For self is the protector of self;
self is the guide of self.
Hence, restrain yourself,
like a trader controls a fine horse.

Dhammapada, verse 380. Translated Christopher J. Ash

So, to give a little perspective on what I’m exploring… I could be writing about ensuring one’s will is taken care of; or, about the powers of attorney that might be needed (in case you won’t be in your best mind at the end, because someone who is compus mentus may need to give permission to turn off your life support.) I could be writing about planning your funeral, if you so wish – choosing your music, or writing your own message to those who gather. And, this is helpful.

However, Practising a Year to Live means, to me, living in such a manner that: firstly, I really am here on planet earth, in the flow of how it is; and that I’m not just a bystander. Secondly, that my death would be in harmony with the planet’s unique beauty.  Thirdly, if I die today, I am as ready as can be to open to that particular experience. And, fourth, that my life be of some benefit to others. So, the topics I am exploring have to do, from where I see it, with going more deeply into being conscious – in living and loving. And, that naturally includes understanding how selfishness works.

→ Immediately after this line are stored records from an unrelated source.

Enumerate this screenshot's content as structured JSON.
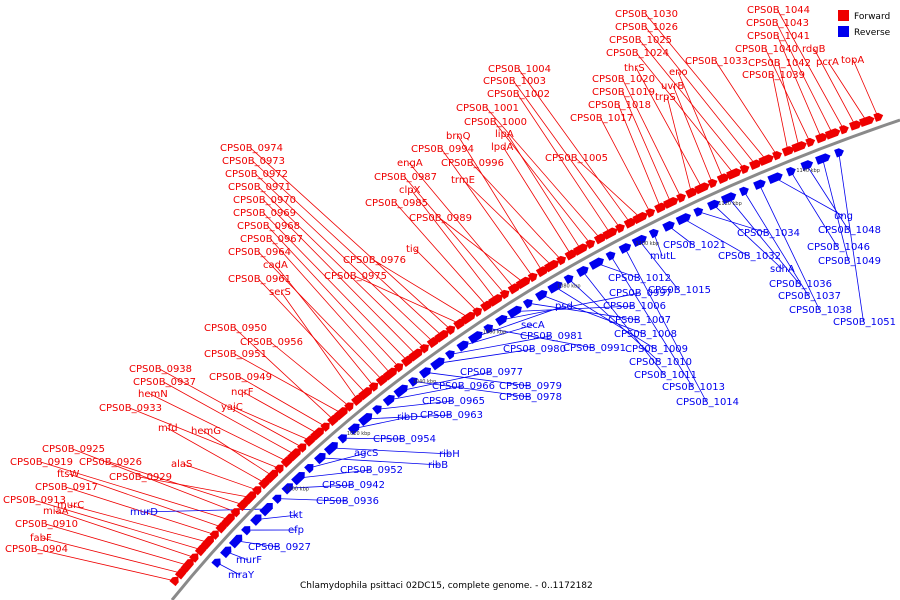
{
  "caption": "Chlamydophila psittaci 02DC15, complete genome. - 0..1172182",
  "legend": [
    {
      "label": "Forward",
      "color": "#ee0000"
    },
    {
      "label": "Reverse",
      "color": "#0000ee"
    }
  ],
  "colors": {
    "forward": "#ee0000",
    "reverse": "#0000ee",
    "backbone": "#8a8a8a"
  },
  "ticks": [
    "1000 kbp",
    "1020 kbp",
    "1040 kbp",
    "1060 kbp",
    "1080 kbp",
    "1100 kbp",
    "1120 kbp",
    "1140 kbp"
  ],
  "forward_labels": [
    "CPS0B_0904",
    "fabF",
    "CPS0B_0910",
    "miaA",
    "CPS0B_0913",
    "murC",
    "CPS0B_0917",
    "ftsW",
    "CPS0B_0919",
    "CPS0B_0925",
    "CPS0B_0926",
    "CPS0B_0929",
    "alaS",
    "mfd",
    "hemG",
    "CPS0B_0933",
    "hemN",
    "CPS0B_0937",
    "CPS0B_0938",
    "yajC",
    "nqrF",
    "CPS0B_0949",
    "CPS0B_0950",
    "CPS0B_0951",
    "CPS0B_0956",
    "serS",
    "CPS0B_0961",
    "cadA",
    "CPS0B_0964",
    "CPS0B_0967",
    "CPS0B_0968",
    "CPS0B_0969",
    "CPS0B_0970",
    "CPS0B_0971",
    "CPS0B_0972",
    "CPS0B_0973",
    "CPS0B_0974",
    "CPS0B_0975",
    "CPS0B_0976",
    "tig",
    "CPS0B_0985",
    "clpX",
    "CPS0B_0987",
    "engA",
    "CPS0B_0989",
    "CPS0B_0994",
    "brnQ",
    "trmE",
    "CPS0B_0996",
    "lpdA",
    "lipA",
    "CPS0B_1000",
    "CPS0B_1001",
    "CPS0B_1002",
    "CPS0B_1003",
    "CPS0B_1004",
    "CPS0B_1005",
    "CPS0B_1017",
    "CPS0B_1018",
    "CPS0B_1019",
    "CPS0B_1020",
    "trpS",
    "thrS",
    "uvrB",
    "eno",
    "CPS0B_1024",
    "CPS0B_1025",
    "CPS0B_1026",
    "CPS0B_1030",
    "CPS0B_1033",
    "CPS0B_1039",
    "CPS0B_1042",
    "CPS0B_1040",
    "CPS0B_1041",
    "CPS0B_1043",
    "CPS0B_1044",
    "rdgB",
    "pcrA",
    "topA"
  ],
  "reverse_labels": [
    "mraY",
    "murF",
    "CPS0B_0927",
    "efp",
    "tkt",
    "murD",
    "CPS0B_0936",
    "CPS0B_0942",
    "CPS0B_0952",
    "agcS",
    "ribB",
    "ribH",
    "CPS0B_0954",
    "ribD",
    "CPS0B_0963",
    "CPS0B_0965",
    "CPS0B_0966",
    "CPS0B_0977",
    "CPS0B_0978",
    "CPS0B_0979",
    "CPS0B_0980",
    "CPS0B_0981",
    "secA",
    "psd",
    "CPS0B_0991",
    "CPS0B_0997",
    "CPS0B_1006",
    "CPS0B_1007",
    "CPS0B_1008",
    "CPS0B_1009",
    "CPS0B_1010",
    "CPS0B_1011",
    "CPS0B_1012",
    "CPS0B_1013",
    "CPS0B_1014",
    "CPS0B_1015",
    "mutL",
    "CPS0B_1021",
    "CPS0B_1032",
    "CPS0B_1034",
    "sdhA",
    "CPS0B_1036",
    "CPS0B_1037",
    "CPS0B_1038",
    "ung",
    "CPS0B_1046",
    "CPS0B_1048",
    "CPS0B_1049",
    "CPS0B_1051"
  ]
}
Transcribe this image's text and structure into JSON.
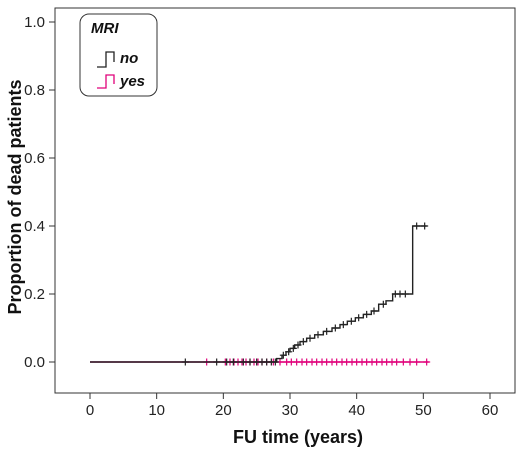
{
  "chart_data": {
    "type": "line",
    "subtype": "kaplan-meier-cumulative-incidence",
    "xlabel": "FU time (years)",
    "ylabel": "Proportion of dead patients",
    "xlim": [
      0,
      60
    ],
    "ylim": [
      0,
      1.0
    ],
    "x_ticks": [
      "0",
      "10",
      "20",
      "30",
      "40",
      "50",
      "60"
    ],
    "y_ticks": [
      "0.0",
      "0.2",
      "0.4",
      "0.6",
      "0.8",
      "1.0"
    ],
    "grid": false,
    "legend": {
      "title": "MRI",
      "placement": "top-left",
      "entries": [
        "no",
        "yes"
      ]
    },
    "series": [
      {
        "name": "no",
        "color": "#222222",
        "steps": [
          [
            0,
            0.0
          ],
          [
            28.0,
            0.01
          ],
          [
            28.8,
            0.02
          ],
          [
            29.4,
            0.03
          ],
          [
            30.0,
            0.04
          ],
          [
            30.7,
            0.05
          ],
          [
            31.5,
            0.06
          ],
          [
            32.5,
            0.07
          ],
          [
            33.7,
            0.08
          ],
          [
            35.0,
            0.09
          ],
          [
            36.3,
            0.1
          ],
          [
            37.5,
            0.11
          ],
          [
            38.6,
            0.12
          ],
          [
            39.8,
            0.13
          ],
          [
            41.0,
            0.14
          ],
          [
            42.2,
            0.15
          ],
          [
            43.3,
            0.17
          ],
          [
            44.4,
            0.18
          ],
          [
            45.4,
            0.2
          ],
          [
            48.4,
            0.4
          ]
        ],
        "end_x": 50.5,
        "censor_x": [
          14.3,
          19.0,
          20.5,
          21.5,
          23.0,
          24.0,
          25.0,
          25.8,
          26.5,
          27.2,
          27.8,
          29.0,
          29.8,
          30.5,
          31.2,
          32.0,
          33.0,
          34.2,
          35.5,
          36.8,
          38.0,
          39.2,
          40.3,
          41.5,
          42.6,
          44.0,
          45.8,
          46.5,
          47.3,
          49.0,
          50.2
        ]
      },
      {
        "name": "yes",
        "color": "#e0007a",
        "steps": [
          [
            0,
            0.0
          ]
        ],
        "end_x": 50.8,
        "censor_x": [
          17.5,
          20.3,
          21.0,
          21.6,
          22.2,
          22.8,
          23.4,
          24.0,
          24.6,
          25.2,
          25.8,
          26.5,
          27.5,
          28.5,
          29.5,
          30.2,
          31.0,
          31.8,
          32.5,
          33.3,
          34.0,
          34.8,
          35.5,
          36.3,
          37.0,
          37.8,
          38.5,
          39.3,
          40.0,
          40.8,
          41.5,
          42.3,
          43.0,
          43.8,
          44.5,
          45.3,
          46.0,
          47.0,
          48.0,
          49.0,
          50.5
        ]
      }
    ]
  }
}
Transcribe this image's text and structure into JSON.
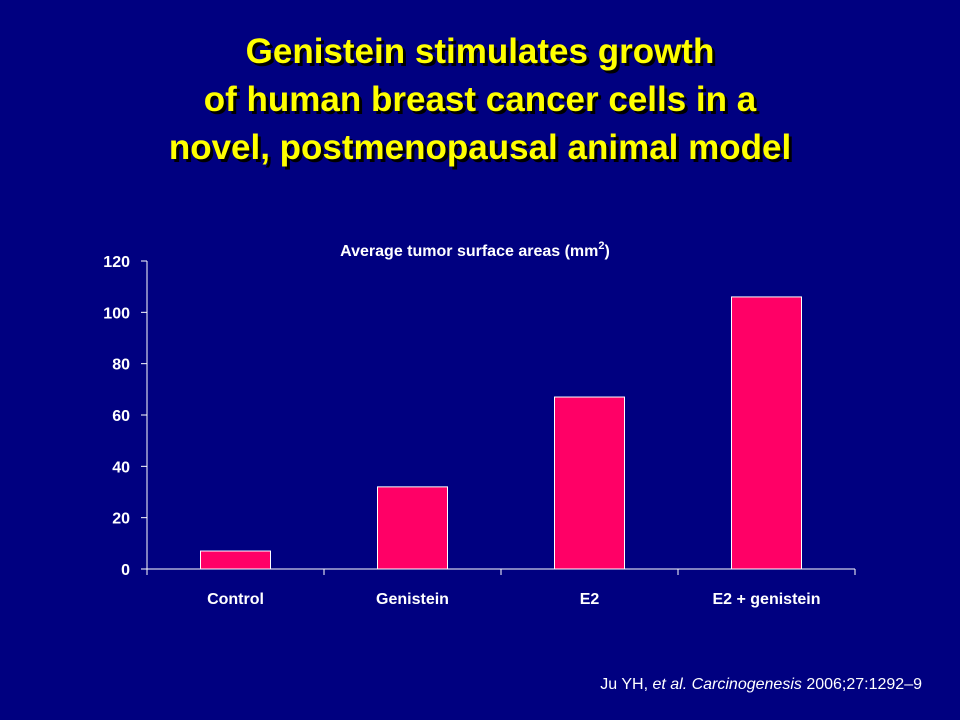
{
  "slide": {
    "title_lines": [
      "Genistein stimulates growth",
      "of human breast cancer cells in a",
      "novel, postmenopausal animal model"
    ]
  },
  "citation": {
    "authors": "Ju YH, ",
    "etal": "et al. ",
    "journal": "Carcinogenesis",
    "details": " 2006;27:1292–9"
  },
  "colors": {
    "background": "#000080",
    "title": "#ffff00",
    "bar": "#ff0066",
    "text": "#ffffff",
    "axis": "#ffffff"
  },
  "chart_data": {
    "type": "bar",
    "title": "Average tumor surface areas (mm",
    "title_superscript": "2",
    "title_suffix": ")",
    "categories": [
      "Control",
      "Genistein",
      "E2",
      "E2 + genistein"
    ],
    "values": [
      7,
      32,
      67,
      106
    ],
    "xlabel": "",
    "ylabel": "",
    "ylim": [
      0,
      120
    ],
    "yticks": [
      0,
      20,
      40,
      60,
      80,
      100,
      120
    ],
    "grid": false,
    "legend": "none"
  }
}
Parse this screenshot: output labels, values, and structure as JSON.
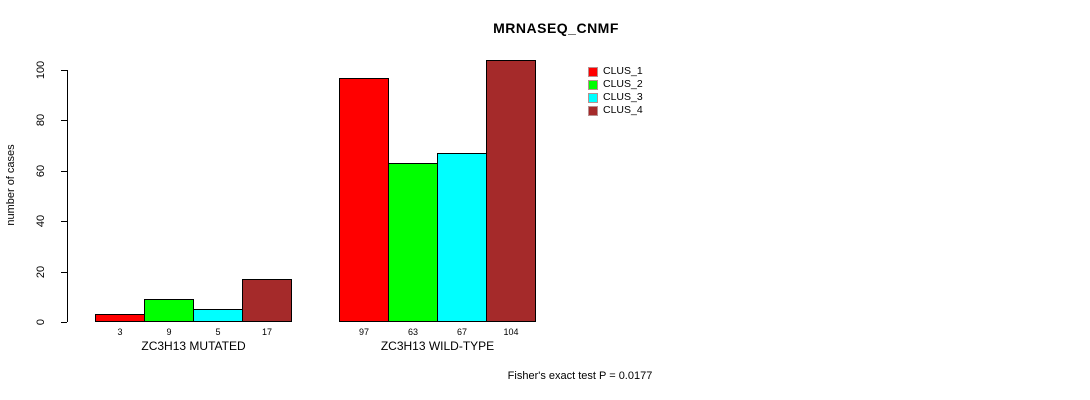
{
  "chart_data": {
    "type": "bar",
    "title": "MRNASEQ_CNMF",
    "xlabel": "",
    "ylabel": "number of cases",
    "ylim": [
      0,
      100
    ],
    "yticks": [
      0,
      20,
      40,
      60,
      80,
      100
    ],
    "grid": false,
    "legend_position": "top-right",
    "categories": [
      "ZC3H13 MUTATED",
      "ZC3H13 WILD-TYPE"
    ],
    "series": [
      {
        "name": "CLUS_1",
        "color": "#FF0000",
        "values": [
          3,
          97
        ]
      },
      {
        "name": "CLUS_2",
        "color": "#00FF00",
        "values": [
          9,
          63
        ]
      },
      {
        "name": "CLUS_3",
        "color": "#00FFFF",
        "values": [
          5,
          67
        ]
      },
      {
        "name": "CLUS_4",
        "color": "#A52A2A",
        "values": [
          17,
          104
        ]
      }
    ],
    "bar_value_labels": [
      [
        "3",
        "9",
        "5",
        "17"
      ],
      [
        "97",
        "63",
        "67",
        "104"
      ]
    ],
    "annotation": "Fisher's exact test P = 0.0177"
  }
}
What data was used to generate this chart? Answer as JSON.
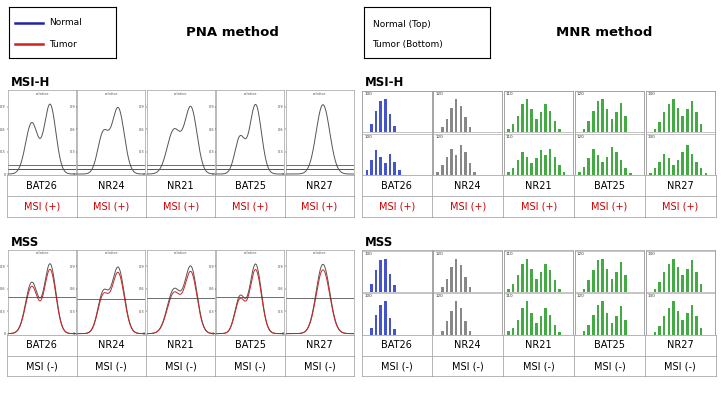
{
  "fig_width": 7.23,
  "fig_height": 3.97,
  "bg_color": "#ffffff",
  "pna_title": "PNA method",
  "mnr_title": "MNR method",
  "pna_legend_normal": "Normal",
  "pna_legend_tumor": "Tumor",
  "mnr_legend_line1": "Normal (Top)",
  "mnr_legend_line2": "Tumor (Bottom)",
  "normal_color": "#2222aa",
  "tumor_color": "#cc2222",
  "curve_color": "#555555",
  "msi_h_label": "MSI-H",
  "mss_label": "MSS",
  "markers": [
    "BAT26",
    "NR24",
    "NR21",
    "BAT25",
    "NR27"
  ],
  "msi_pos_label": "MSI (+)",
  "msi_neg_label": "MSI (-)",
  "msi_pos_color": "#cc0000",
  "msi_neg_color": "#000000",
  "mnr_color_bat26": "#4455cc",
  "mnr_color_nr24": "#888888",
  "mnr_color_green": "#44aa44",
  "border_color": "#999999",
  "thick_line_color": "#111111"
}
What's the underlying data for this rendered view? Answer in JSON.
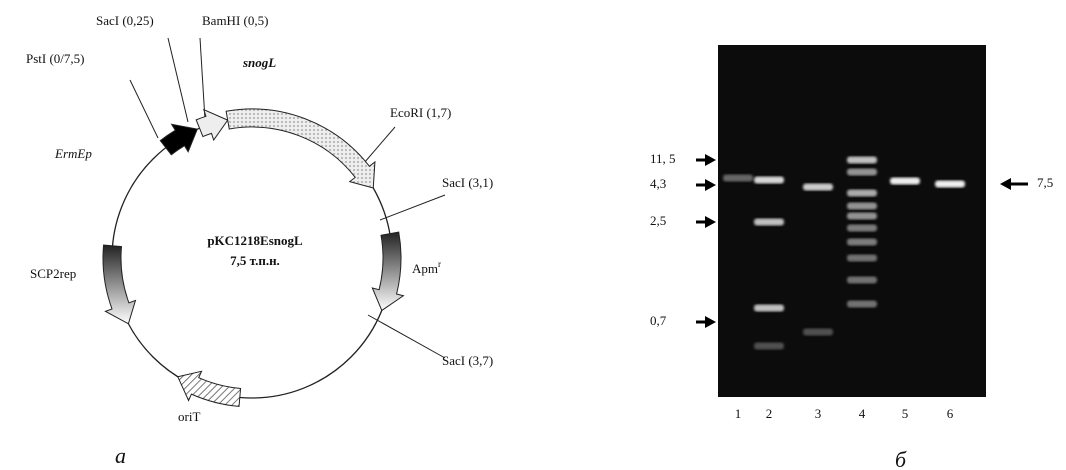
{
  "plasmid": {
    "name": "pKC1218EsnogL",
    "size": "7,5 т.п.н.",
    "sites": [
      "SacI (0,25)",
      "BamHI (0,5)",
      "PstI (0/7,5)",
      "EcoRI (1,7)",
      "SacI (3,1)",
      "SacI (3,7)"
    ],
    "genes": {
      "snogL": "snogL",
      "ermEp": "ErmEp",
      "apm": "Apm",
      "apm_sup": "r",
      "scp2rep": "SCP2rep",
      "orit": "oriT"
    },
    "panel": "а"
  },
  "gel": {
    "markers": [
      "11, 5",
      "4,3",
      "2,5",
      "0,7"
    ],
    "right_marker": "7,5",
    "lanes": [
      "1",
      "2",
      "3",
      "4",
      "5",
      "6"
    ],
    "panel": "б"
  }
}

Hence a lot of the exploration lately has been in how we set up the fictional self, which, when unexamined, seems to dominate our relationship to death.

Here’s a story that I enjoy, about U.S. naturalist, author, and philosopher Henry David Thoreau, who died of tuberculosis at the early age of forty-four. He has a great spirit. The story comes from Joseph Goldstein’s ‘Mindfulness: A Practical Guide to Awakening.‘ A friend of Thoreau reported of his last days:

“Henry was never affected, never reached by [his illness]. . . .

Very often I heard him tell his visitors that he enjoyed existence as well as ever. He remarked to me that there was as much comfort in perfect disease as in perfect health, the mind always conforming to the condition of the body. The thought of death, he said, could not begin to trouble him. . . .       

During his long illness, I never heard a murmur escape him, or the slightest wish expressed to remain with us; his perfect contentment was truly wonderful. . . .       

Some of his more orthodox friends and relatives tried to prepare him for death, but with little satisfaction to themselves. . . .

[W]hen his Aunt Louisa asked him if he had made his peace with God, he answered, “I did not know we had ever quarreled, Aunt.”

– In Joseph Goldstein’s footnotes, the story is attributed to Walter Harding, The Days of Henry David Thoreau (Princeton, NJ: Princeton University Press, 1983), 464– 465.

What stands out for you in that quote? For me, it’s “the mind always conforming to the condition of the body.